Much of the exploration in the fortress involves you looking for levers so that you can open doors and make your way from room to room and solve puzzles. You can easily switch between Tommy and Beak-Beak, which is necessary as there are some areas that only Beak-Beak can enter and items that only the blind dog can find. Many of the puzzles rely on you figuring out the solutions by trial and error like the baby mobile puzzle, which requires you to hang the toys up in the correct order. But sometimes you are shown the solutions to the puzzles way before you come across the actual puzzle. This means you’ll either need to have an eidetic memory or have a notebook at hand to jot things down. An example of this happens very early in the game when you bump into AbrahANT Lincoln. He holds up a piece of paper and clicks a number of times; these related to a machine puzzle that I encountered twenty minutes or so later. That’s not to say you’ll need to constantly jot things down though as there are some logical tile-sliding puzzles to tackle as well.
Armikrog has made the jump from PC to console so as you’d expect the controls are pretty straightforward. The left thumbstick moves the cursor, cross is used to move/interact, and square switches between Tommynaut and Beak-Beak. As an added bonus you can use the touchpad to move the cursor and solve some of the puzzles.
Claymation has been done before but in Armikrog it is a pure work of art. Every single frame has been physically created and the attention to detail is stunning. The cutscenes seamlessly blend into the gameplay. The visuals deserve plenty of praise; anyone that walks into the room while you’re playing would probably assume you were watching an Aardman Animation. The voice acting isn’t too shabby either with John Heder (Napoleon Dynamite) and Rob Paulsen (Animaniacs) amongst the cast list.
There are eighteen trophies to unlock in Armikrog. There are a few miss-ables in the list, but the majority pop for simply playing the game and completing the puzzles. My advice is to just enjoy the game and then do a cleanup run to obtain the rest of the trophies.
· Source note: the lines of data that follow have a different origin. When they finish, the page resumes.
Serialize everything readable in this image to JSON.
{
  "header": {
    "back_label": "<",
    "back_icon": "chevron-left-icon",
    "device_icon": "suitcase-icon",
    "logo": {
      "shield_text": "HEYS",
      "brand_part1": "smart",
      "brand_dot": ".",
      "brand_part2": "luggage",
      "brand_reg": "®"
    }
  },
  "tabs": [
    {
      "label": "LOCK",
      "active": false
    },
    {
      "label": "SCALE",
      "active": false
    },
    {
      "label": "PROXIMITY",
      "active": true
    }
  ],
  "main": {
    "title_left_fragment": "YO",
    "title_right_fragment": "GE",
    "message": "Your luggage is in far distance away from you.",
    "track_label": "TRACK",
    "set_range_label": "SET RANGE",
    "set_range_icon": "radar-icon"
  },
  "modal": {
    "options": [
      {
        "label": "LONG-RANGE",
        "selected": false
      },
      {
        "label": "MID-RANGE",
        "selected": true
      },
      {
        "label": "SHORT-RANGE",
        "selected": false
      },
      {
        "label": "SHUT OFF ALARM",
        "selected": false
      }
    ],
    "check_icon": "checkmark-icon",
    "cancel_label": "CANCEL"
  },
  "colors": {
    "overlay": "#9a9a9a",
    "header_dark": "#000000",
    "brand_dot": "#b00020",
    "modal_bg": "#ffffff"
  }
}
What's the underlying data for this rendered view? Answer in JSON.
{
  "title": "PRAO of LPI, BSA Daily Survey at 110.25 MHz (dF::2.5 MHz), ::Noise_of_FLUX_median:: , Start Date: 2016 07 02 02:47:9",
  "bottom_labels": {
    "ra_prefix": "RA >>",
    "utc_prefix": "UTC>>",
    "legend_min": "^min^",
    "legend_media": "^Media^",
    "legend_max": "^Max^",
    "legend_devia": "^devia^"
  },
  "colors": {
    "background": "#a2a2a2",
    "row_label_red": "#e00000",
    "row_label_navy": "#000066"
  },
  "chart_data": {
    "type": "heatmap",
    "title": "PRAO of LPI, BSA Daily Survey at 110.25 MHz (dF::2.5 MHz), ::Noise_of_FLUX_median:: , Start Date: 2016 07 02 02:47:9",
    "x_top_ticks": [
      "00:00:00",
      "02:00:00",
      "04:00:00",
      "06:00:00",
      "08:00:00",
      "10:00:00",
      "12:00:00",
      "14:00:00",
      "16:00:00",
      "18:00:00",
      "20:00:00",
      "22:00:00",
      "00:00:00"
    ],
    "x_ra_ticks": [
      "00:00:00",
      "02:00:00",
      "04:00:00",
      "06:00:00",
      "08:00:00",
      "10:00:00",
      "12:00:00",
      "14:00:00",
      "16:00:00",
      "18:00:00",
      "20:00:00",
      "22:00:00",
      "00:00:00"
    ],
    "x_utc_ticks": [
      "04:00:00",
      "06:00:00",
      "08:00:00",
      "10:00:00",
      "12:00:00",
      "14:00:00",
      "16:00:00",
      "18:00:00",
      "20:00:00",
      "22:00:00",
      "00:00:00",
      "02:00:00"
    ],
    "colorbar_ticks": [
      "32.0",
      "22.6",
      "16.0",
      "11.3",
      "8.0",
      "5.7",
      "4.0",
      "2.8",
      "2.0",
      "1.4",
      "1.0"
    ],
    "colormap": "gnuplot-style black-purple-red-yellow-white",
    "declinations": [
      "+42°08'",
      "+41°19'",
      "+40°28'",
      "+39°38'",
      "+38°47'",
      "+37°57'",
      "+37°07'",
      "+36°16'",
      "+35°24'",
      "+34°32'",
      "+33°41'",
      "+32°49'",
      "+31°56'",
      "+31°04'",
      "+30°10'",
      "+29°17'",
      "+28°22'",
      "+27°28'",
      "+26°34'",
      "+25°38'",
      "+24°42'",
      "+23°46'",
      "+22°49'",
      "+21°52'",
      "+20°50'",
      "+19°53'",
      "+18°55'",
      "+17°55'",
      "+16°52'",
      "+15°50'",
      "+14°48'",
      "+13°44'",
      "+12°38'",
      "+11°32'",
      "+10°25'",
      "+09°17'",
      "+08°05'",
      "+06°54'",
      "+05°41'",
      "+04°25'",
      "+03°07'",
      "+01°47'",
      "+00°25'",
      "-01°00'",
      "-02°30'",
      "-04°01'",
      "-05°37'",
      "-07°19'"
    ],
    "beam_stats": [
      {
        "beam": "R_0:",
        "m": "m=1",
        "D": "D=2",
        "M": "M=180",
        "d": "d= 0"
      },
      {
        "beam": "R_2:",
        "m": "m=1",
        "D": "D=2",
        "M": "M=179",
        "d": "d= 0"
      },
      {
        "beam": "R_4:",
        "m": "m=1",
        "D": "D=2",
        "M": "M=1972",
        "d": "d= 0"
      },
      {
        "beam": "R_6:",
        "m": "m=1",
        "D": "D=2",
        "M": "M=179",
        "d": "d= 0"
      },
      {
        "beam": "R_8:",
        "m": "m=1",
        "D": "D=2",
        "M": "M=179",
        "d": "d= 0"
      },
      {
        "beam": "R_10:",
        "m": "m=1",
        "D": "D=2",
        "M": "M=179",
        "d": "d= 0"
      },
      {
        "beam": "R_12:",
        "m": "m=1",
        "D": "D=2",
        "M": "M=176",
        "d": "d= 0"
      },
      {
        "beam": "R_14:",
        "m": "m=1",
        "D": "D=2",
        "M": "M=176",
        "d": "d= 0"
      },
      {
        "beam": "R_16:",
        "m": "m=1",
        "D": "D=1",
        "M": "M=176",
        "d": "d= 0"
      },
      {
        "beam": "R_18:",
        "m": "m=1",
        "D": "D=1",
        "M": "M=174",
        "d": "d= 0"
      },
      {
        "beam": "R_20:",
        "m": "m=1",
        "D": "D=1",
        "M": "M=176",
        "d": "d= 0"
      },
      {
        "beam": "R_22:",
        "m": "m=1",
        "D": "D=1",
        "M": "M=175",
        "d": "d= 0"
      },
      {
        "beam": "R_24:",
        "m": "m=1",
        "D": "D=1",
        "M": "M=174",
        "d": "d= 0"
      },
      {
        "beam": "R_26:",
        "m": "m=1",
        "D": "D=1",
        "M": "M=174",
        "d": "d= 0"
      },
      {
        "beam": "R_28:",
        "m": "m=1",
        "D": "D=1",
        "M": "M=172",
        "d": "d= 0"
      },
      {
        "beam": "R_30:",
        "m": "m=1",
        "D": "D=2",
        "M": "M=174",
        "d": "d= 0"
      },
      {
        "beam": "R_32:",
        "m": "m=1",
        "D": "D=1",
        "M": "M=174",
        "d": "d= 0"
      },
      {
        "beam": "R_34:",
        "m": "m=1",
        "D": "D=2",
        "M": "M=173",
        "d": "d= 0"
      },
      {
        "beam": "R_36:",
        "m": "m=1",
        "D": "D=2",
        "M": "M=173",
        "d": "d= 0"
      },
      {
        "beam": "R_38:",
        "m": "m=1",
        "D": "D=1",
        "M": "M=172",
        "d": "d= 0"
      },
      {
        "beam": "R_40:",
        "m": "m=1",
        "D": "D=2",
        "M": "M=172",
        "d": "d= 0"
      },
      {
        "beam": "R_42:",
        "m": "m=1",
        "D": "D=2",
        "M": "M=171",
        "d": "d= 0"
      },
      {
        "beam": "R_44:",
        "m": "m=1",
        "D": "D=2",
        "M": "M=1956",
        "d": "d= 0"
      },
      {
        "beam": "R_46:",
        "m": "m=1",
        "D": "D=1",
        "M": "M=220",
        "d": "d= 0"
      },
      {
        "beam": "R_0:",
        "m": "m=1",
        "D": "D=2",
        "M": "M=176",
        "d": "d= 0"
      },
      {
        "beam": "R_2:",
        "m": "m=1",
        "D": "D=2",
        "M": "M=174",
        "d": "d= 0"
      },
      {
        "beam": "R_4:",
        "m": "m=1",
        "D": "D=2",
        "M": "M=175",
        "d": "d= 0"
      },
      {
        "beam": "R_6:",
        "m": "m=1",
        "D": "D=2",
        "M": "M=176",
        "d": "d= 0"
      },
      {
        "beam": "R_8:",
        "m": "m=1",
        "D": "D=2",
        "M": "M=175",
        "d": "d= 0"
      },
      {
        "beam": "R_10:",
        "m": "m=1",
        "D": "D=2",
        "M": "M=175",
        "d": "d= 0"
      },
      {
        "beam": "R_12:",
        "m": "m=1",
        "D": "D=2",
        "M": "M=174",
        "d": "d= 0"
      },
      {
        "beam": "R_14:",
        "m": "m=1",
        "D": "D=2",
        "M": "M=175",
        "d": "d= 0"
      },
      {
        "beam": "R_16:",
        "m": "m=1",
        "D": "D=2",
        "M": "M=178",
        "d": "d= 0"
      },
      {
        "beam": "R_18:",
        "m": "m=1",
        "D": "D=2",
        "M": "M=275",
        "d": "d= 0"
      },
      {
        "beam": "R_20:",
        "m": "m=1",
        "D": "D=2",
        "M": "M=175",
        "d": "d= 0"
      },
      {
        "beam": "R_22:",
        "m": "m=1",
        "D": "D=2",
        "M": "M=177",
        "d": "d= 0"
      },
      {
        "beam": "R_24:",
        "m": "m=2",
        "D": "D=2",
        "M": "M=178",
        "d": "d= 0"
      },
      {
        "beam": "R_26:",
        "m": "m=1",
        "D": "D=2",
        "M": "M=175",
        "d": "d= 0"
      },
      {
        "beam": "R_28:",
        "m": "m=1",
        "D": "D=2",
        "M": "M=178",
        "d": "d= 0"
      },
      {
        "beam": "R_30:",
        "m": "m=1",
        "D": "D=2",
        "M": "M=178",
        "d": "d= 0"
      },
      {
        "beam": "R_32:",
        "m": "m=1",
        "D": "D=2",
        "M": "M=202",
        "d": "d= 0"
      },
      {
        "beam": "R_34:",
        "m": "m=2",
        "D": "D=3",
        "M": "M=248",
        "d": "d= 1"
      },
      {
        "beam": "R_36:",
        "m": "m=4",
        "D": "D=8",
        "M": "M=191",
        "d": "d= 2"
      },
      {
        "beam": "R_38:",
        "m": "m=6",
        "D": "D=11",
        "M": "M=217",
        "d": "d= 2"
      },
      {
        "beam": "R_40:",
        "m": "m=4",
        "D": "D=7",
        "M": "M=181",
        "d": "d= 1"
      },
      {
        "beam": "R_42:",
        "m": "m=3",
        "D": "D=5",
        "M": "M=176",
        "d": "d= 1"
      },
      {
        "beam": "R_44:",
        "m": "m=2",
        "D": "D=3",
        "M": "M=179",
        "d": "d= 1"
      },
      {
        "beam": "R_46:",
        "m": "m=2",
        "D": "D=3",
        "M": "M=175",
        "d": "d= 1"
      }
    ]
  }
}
Armikrog certainly stands out from the crowd thanks to its claymation visuals, but thankfully it doesn’t rely on its looks alone. We’ve got a good old-fashioned point and click game here. Sure, some of the puzzles may be a little repetitive and some of them even force us to use our brains instead of just bumbling our way into a solution, but if you’re a fan of the genre it is a game to play.